Questa riduzione delle onde alfa è stato riprodotta più di una volta nei partecipanti che hanno mostrato una risposta maggiore: dunque il fenomeno è risultato riproducibile. Secondo gli autori, i dati supportano l’idea che nell’essere umano il meccanismo sia simile a quanto avviene negli animali soggetti alla magnetoricezione, come gli uccelli migratori. La riduzione della banda alfa delle onde cerebrali, scrivono gli autori nello studio, è una chiara firma neurale dell’elaborazione, a livello della corteccia cerebrale, dello stimolo geomagnetico. Anche se ancora il significato funzionale, ovvero la funzione di questa risposta cerebrale, è ancora sconosciuto.
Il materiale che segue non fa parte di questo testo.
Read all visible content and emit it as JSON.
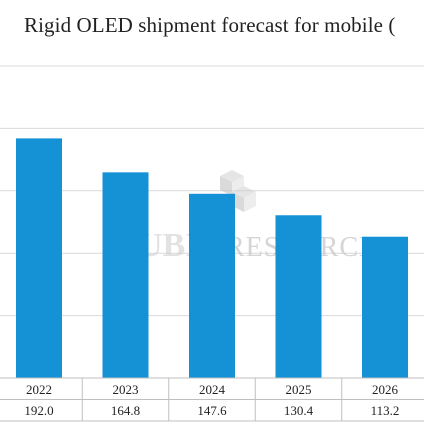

Il prossimo passo potrebbe essere quello di studiare ancora più in profondità la magnetoricezione nell’essere umano, in diverse popolazioni, per capire in che modo funziona questa antica abilità, che lavora, come una sorta di sesto senso per il campo magnetico terrestre. Una strada da percorrere potrebbe essere quella di capire come si è evoluta la magnetoricezione e come funziona a livello individuale.